While tariffs would directly affected sheer trading volume between the U.S. and countries like China and Mexico, company executives — and Fed officials — are more concerned about possible indirect effects, specifically how souring relations could ultimately change how businesses invest.
According to the central bank's latest meeting minutes, business contacts “expressed concern about the possible adverse effects of tariffs and other proposed trade restrictions, both domestically and abroad, on future investment activity.” Further, they indicated “capital spending had been scaled back or postponed as a result of uncertainty over trade policy.”
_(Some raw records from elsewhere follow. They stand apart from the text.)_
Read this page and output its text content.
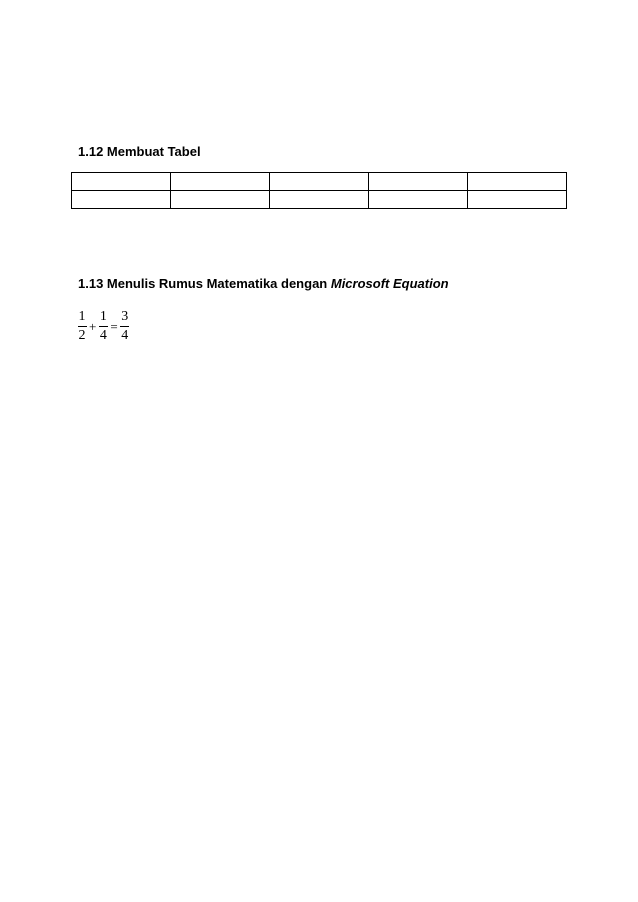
1.12 Membuat Tabel

1.13 Menulis Rumus Matematika dengan Microsoft Equation
$\frac{1}{2} + \frac{1}{4} = \frac{3}{4}$
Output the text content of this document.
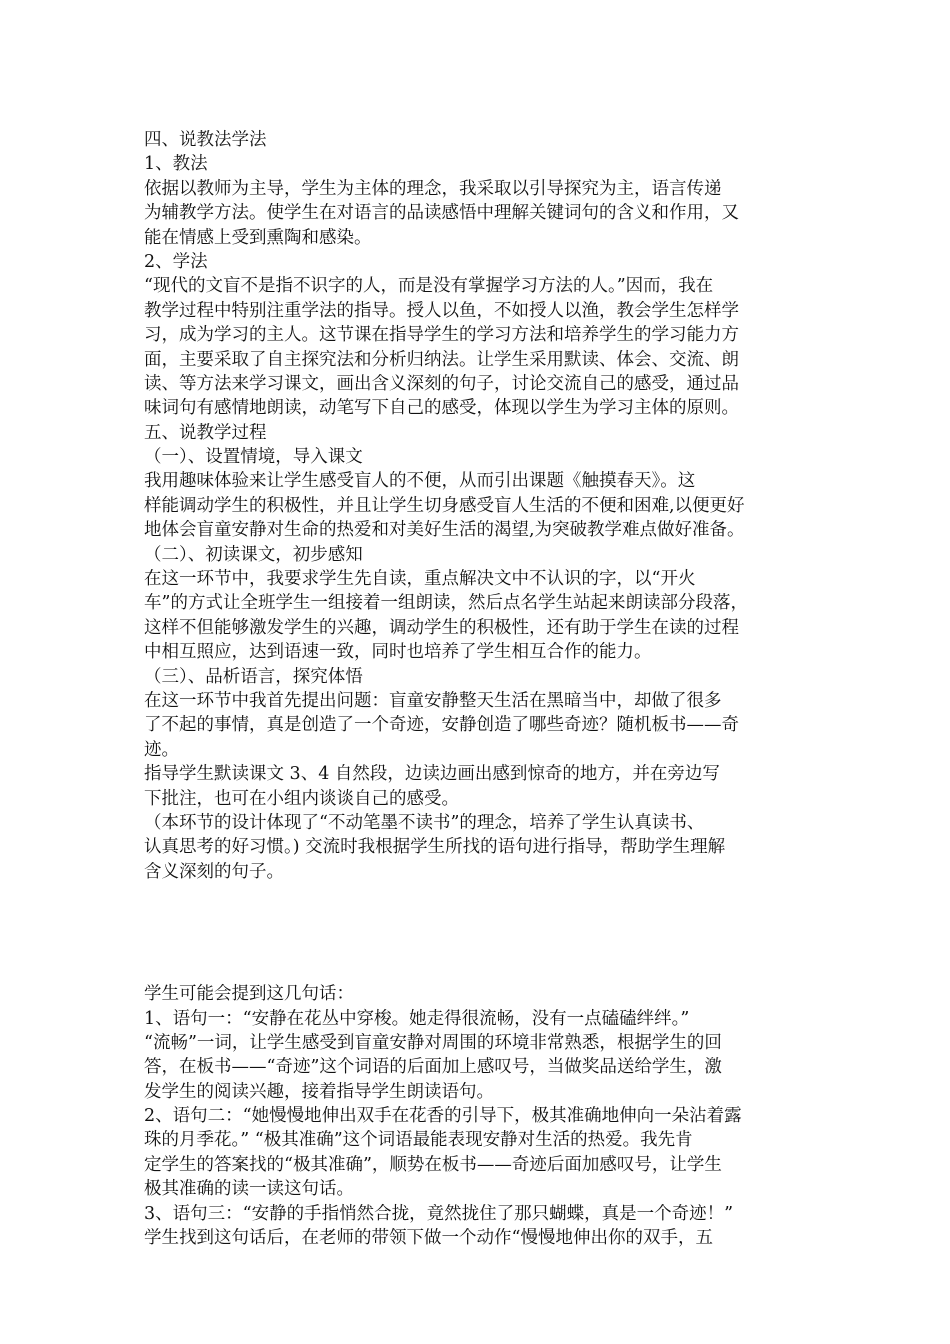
四、说教法学法
1、教法
依据以教师为主导，学生为主体的理念，我采取以引导探究为主，语言传递
为辅教学方法。使学生在对语言的品读感悟中理解关键词句的含义和作用，又
能在情感上受到熏陶和感染。
2、学法
“现代的文盲不是指不识字的人，而是没有掌握学习方法的人。”因而，我在
教学过程中特别注重学法的指导。授人以鱼，不如授人以渔，教会学生怎样学
习，成为学习的主人。这节课在指导学生的学习方法和培养学生的学习能力方
面，主要采取了自主探究法和分析归纳法。让学生采用默读、体会、交流、朗
读、等方法来学习课文，画出含义深刻的句子，讨论交流自己的感受，通过品
味词句有感情地朗读，动笔写下自己的感受，体现以学生为学习主体的原则。
五、说教学过程
（一）、设置情境，导入课文
我用趣味体验来让学生感受盲人的不便，从而引出课题《触摸春天》。这
样能调动学生的积极性，并且让学生切身感受盲人生活的不便和困难,以便更好
地体会盲童安静对生命的热爱和对美好生活的渴望,为突破教学难点做好准备。
（二）、初读课文，初步感知
在这一环节中，我要求学生先自读，重点解决文中不认识的字，以“开火
车”的方式让全班学生一组接着一组朗读，然后点名学生站起来朗读部分段落，
这样不但能够激发学生的兴趣，调动学生的积极性，还有助于学生在读的过程
中相互照应，达到语速一致，同时也培养了学生相互合作的能力。
（三）、品析语言，探究体悟
在这一环节中我首先提出问题：盲童安静整天生活在黑暗当中，却做了很多
了不起的事情，真是创造了一个奇迹，安静创造了哪些奇迹？随机板书——奇
迹。
指导学生默读课文 3、4 自然段，边读边画出感到惊奇的地方，并在旁边写
下批注，也可在小组内谈谈自己的感受。
（本环节的设计体现了“不动笔墨不读书”的理念，培养了学生认真读书、
认真思考的好习惯。) 交流时我根据学生所找的语句进行指导，帮助学生理解
含义深刻的句子。
学生可能会提到这几句话：
1、语句一：“安静在花丛中穿梭。她走得很流畅，没有一点磕磕绊绊。”
“流畅”一词，让学生感受到盲童安静对周围的环境非常熟悉，根据学生的回
答，在板书——“奇迹”这个词语的后面加上感叹号，当做奖品送给学生，激
发学生的阅读兴趣，接着指导学生朗读语句。
2、语句二：“她慢慢地伸出双手在花香的引导下，极其准确地伸向一朵沾着露
珠的月季花。” “极其准确”这个词语最能表现安静对生活的热爱。我先肯
定学生的答案找的“极其准确”，顺势在板书——奇迹后面加感叹号，让学生
极其准确的读一读这句话。
3、语句三：“安静的手指悄然合拢，竟然拢住了那只蝴蝶，真是一个奇迹！”
学生找到这句话后，在老师的带领下做一个动作“慢慢地伸出你的双手，五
The problem is not so much that the current tariff proposals would undermine global gross domestic product in a major way, but that business leaders might opt to forgo capital spending and other investments given the uncertainty surrounding trade deliberations.
"Generally, the plan is on: Gradual increases in rates is still what’s on the table," said Putri Pascualy, managing director and credit strategist at PAAMCO. "The one thing I think is notable is the fact that the risk of trade policy, and specifically tariffs, has been identified as the one key factor that could derail the economic engine. The Fed seems less concerned about the economic impact of the tariffs themselves."
"What is potentially important is the impact on confidence," Pascualy added. "It could change peoples or business’ plans on investment."
Such a widespread shift could be so significant as to hamstring such of the positive impact derived from last year's tax cuts and federal spending.
“Most participants noted that uncertainty and risks associated with trade policy had intensified and were concerned that such uncertainty and risks eventually could have negative effects on business sentiment and investment spending,” the Fed minutes continued. Members saw fiscal policy – last year’s tax cuts as well as increased spending plans – as “supportive of economic growth” and posing “upside risks,” though a few worried that it is unsustainable.
"The implications [of an escalating trade war] will surely be much further reaching," said Ian Lyngen, head of U.S. rate strategy at BMO Capital Markets. "The knee jerk market reaction will likely be to the severity or lack thereof in China’s response, however the longer-term fundamental fallout on global demand/inflation remains our primary concern. Higher input costs are already flowing through to U.S. producers, and beginning Friday the additional $34 billion of goods that will now be subject to tariffs will further exacerbate the pain felt as a result of the protectionist measures."
—CNBC's Jeff Cox contributed to this report.